Outdoor Hard Indianapolis R2| Los Angeles R1| U.S.Open R4| Bangkok R2| Tokyo SF| Adelaide R2| Sydney R2| Australian Open R1| Delray Beach SF| San Jose SF| Memphis R2| Las Vegas 1-1| Indian Wells R1| Miami: R1
Indoor Carpet Basel R1
Clay Houston R1| Monte Carlo R2| Barcelona R2| Munich R2| Rome R1|
Hamburg R1| Roland Garros R1
Grass Halle (06) R1| Wimbledon R2| Halle(07) R2| ‘s-Hertogenbosch QF
Grand Slams 4-4
Masters Series 1-5
Davis Cup 0-2

One and five in Masters Series events is not a good result. Three of those were clay court events and we already covered Indian Wells and Miami. He’d better pick up some points in Montreal and Cincinnati – the two remaining hard court Masters events – because all of the other hard court players will. There’s no standing still on the ATP tour unless you’re close to the top.
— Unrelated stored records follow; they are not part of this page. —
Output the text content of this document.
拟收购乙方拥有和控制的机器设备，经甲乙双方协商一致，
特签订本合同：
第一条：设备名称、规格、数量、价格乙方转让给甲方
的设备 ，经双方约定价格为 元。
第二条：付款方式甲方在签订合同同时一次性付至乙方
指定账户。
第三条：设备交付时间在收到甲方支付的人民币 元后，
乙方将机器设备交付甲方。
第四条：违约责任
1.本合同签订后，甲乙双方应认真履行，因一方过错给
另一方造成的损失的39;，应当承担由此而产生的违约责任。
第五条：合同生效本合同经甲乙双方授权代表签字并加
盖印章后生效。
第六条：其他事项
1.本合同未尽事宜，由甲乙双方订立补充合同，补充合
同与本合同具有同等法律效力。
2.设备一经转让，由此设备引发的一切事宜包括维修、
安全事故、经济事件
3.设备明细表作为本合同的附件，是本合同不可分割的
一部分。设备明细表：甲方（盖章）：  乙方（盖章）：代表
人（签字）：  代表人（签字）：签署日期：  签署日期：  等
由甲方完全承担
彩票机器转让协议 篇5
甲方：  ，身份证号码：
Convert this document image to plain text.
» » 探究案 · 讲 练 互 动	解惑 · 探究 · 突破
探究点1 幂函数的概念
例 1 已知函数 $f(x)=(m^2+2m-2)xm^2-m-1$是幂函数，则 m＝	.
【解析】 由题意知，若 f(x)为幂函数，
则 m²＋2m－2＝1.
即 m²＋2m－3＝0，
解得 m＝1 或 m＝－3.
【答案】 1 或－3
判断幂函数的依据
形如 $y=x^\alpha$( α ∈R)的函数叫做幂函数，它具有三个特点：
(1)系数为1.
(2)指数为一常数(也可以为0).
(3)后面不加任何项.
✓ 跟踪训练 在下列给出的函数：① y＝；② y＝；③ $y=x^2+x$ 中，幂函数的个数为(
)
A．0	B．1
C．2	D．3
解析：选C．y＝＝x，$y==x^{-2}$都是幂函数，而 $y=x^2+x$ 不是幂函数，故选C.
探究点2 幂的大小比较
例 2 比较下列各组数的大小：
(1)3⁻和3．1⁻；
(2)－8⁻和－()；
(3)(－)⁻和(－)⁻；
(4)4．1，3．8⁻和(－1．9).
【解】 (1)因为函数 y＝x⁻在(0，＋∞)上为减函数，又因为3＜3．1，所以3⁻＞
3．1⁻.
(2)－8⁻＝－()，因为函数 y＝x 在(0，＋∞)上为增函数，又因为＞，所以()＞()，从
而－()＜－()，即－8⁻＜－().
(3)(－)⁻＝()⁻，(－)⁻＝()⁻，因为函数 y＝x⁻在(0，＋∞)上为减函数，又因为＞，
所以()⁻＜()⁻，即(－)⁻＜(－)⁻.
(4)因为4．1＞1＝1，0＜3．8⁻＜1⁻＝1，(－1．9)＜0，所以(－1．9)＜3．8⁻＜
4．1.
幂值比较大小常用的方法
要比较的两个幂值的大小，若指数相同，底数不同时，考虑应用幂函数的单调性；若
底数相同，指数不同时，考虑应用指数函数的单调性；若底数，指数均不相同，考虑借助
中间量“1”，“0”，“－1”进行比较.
If you can’t pick up three or four rounds in Masters events in your specialty, you’ll fall down the rankings.

It’s rough out there in the world of competitive sports but Benni is hanging in there and here’s the report card for his first year:

Outdoor Hard: A
Indoor Carpet: D
Clay: C
Grass: B
Commerce: A
Media Relations: A

That A for media relations come from putting up with endless Andre Agassi and Boris Becker questions and also for responding to both of my interview requests. Appreciate that.